La manière de relancer l’économie et de structurer les organisations peut-elle être impactée par la redécouverte de cette valeur essentielle, qui redonne au Politique sa prééminence sur l’Economique ? Les actionnaires accepteront-ils une telle révolution copernicienne ? Peuvent-ils admettre que tout ne tourne pas autour du seul bénéfice ? Sans aucun doute la recherche du « bénéfice » est-elle une cause nécessaire du développement. L’entreprise occidentale est en partie une entreprise « économique », elle doit donc réaliser du profit pour intéresser les actionnaires. Mais pouvons-nous faire remarquer – ingénus que nous sommes – que le « profit » ne s’assimile pas au « bénéfice » ? Le profit sert la prospérité de l’entreprise et peut se traduire de multiples manières : rémunérations, investissements, embauches, augmentation du savoir-faire, soutien du tissu partenarial, développement des actions concrètes de RSE, créativité de produits et de process, etc. Le bénéfice finance le profit, à condition que les actionnaires fassent preuve, précisément, d’une volonté et d’une logique de « développement ». Ainsi ce que l’on appelle la « prospérité » ne saurait se concevoir sans les autres, tous les autres. La recherche du bénéfice maximal s’obtient toujours, elle, aux dépends des autres, et en particulier des plus faibles.

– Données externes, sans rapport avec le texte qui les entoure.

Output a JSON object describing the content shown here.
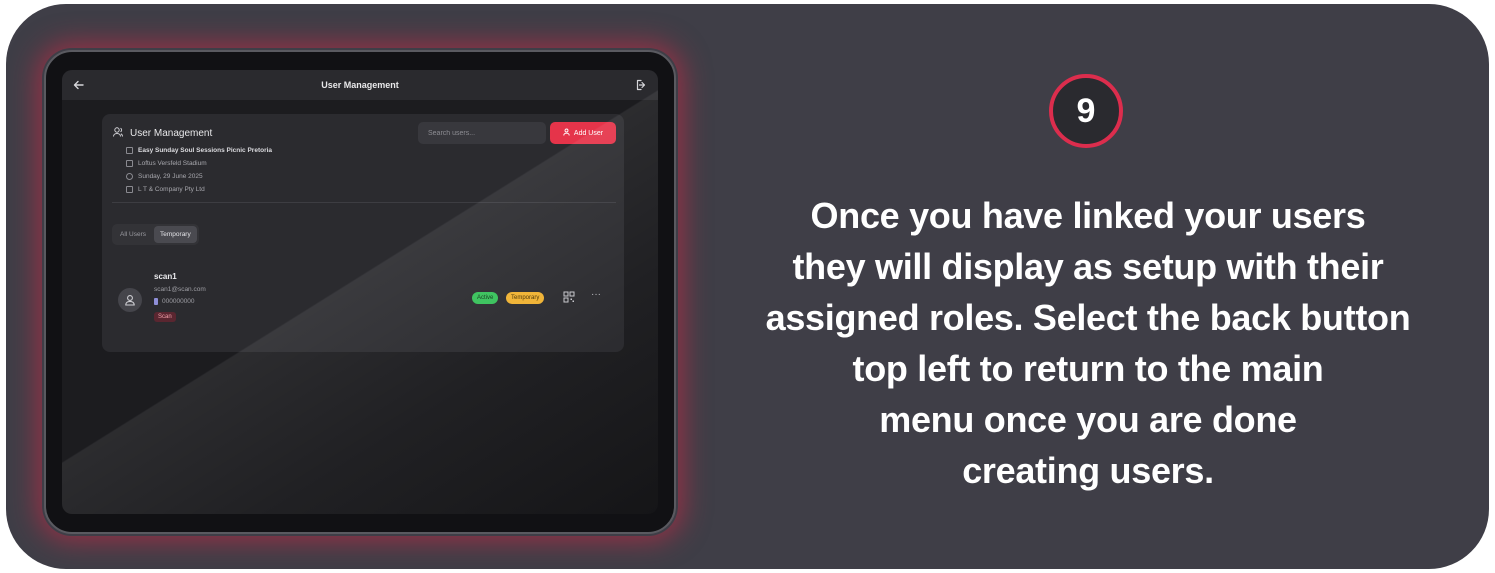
{
  "app": {
    "window_title": "User Management",
    "panel_title": "User Management",
    "event": {
      "name": "Easy Sunday Soul Sessions Picnic Pretoria",
      "venue": "Loftus Versfeld Stadium",
      "date": "Sunday, 29 June 2025",
      "company": "L T & Company Pty Ltd"
    },
    "search": {
      "placeholder": "Search users..."
    },
    "add_user_label": "Add User",
    "tabs": [
      {
        "label": "All Users",
        "active": false
      },
      {
        "label": "Temporary",
        "active": true
      }
    ],
    "users": [
      {
        "name": "scan1",
        "email": "scan1@scan.com",
        "phone": "000000000",
        "role": "Scan",
        "status": "Active",
        "type": "Temporary"
      }
    ]
  },
  "step": {
    "number": "9"
  },
  "instruction": {
    "lines": [
      "Once you have linked your users",
      "they will display as setup with their",
      "assigned roles. Select the back button",
      "top left to return to the main",
      "menu once you are done",
      "creating users."
    ]
  },
  "colors": {
    "background": "#3f3e47",
    "accent": "#dc2d4d",
    "add_button": "#e5344a",
    "active_badge": "#37c15a",
    "temporary_badge": "#f0b232"
  }
}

Le développement durable implique plus que jamais la notion de « richesse sociale ». Si la « création de richesses » omet cette réalité-là, elle est sans doute condamnée à moyen terme. Aussi la question de la justice joue-t-elle dans le développement un rôle déterminant : l’accroissement durable de la richesse suppose une répartition équitable de cette richesse.

Ajoutons que ceci se répercute à un niveau opérationnel qui redonne toutes ses lettres de noblesse à la fonction RH : l’accompagnement du management, la dynamique de transformation de l’entreprise, pour mieux répondre aux attentes des parties prenantes, mieux résonner avec le monde contemporain.

Donnez-nous un signe !

La vie n’a donc pas de prix, mais elle a un coût. Peut-on la préserver « quoi qu’il en coûte », comme a dit notre Président ? Cela signifierait que le sociétal et le politique reprennent leur primauté.

Voilà qui constituerait, pour le coup, un vrai changement. La manière dont l’hôpital va être traité dans un proche avenir sera à ce sujet – sans jeu de mot – symptomatique.


[1] Petit clin d’œil à l’ouvrage de Joseph Eugene Stiglitz : Le triomphe de la cupidité, 2010 Ed. Les liens qui libèrent.

[2] 80 % des DRH se déclarent proches de l’épuisement, selon la dernière étude Editions Tissot « Les RH au quotidien ».

[3] « Gilets jaunes » : la revanche des invisibles, Les Echos, Pierre Alzingre, 3 décembre 2018.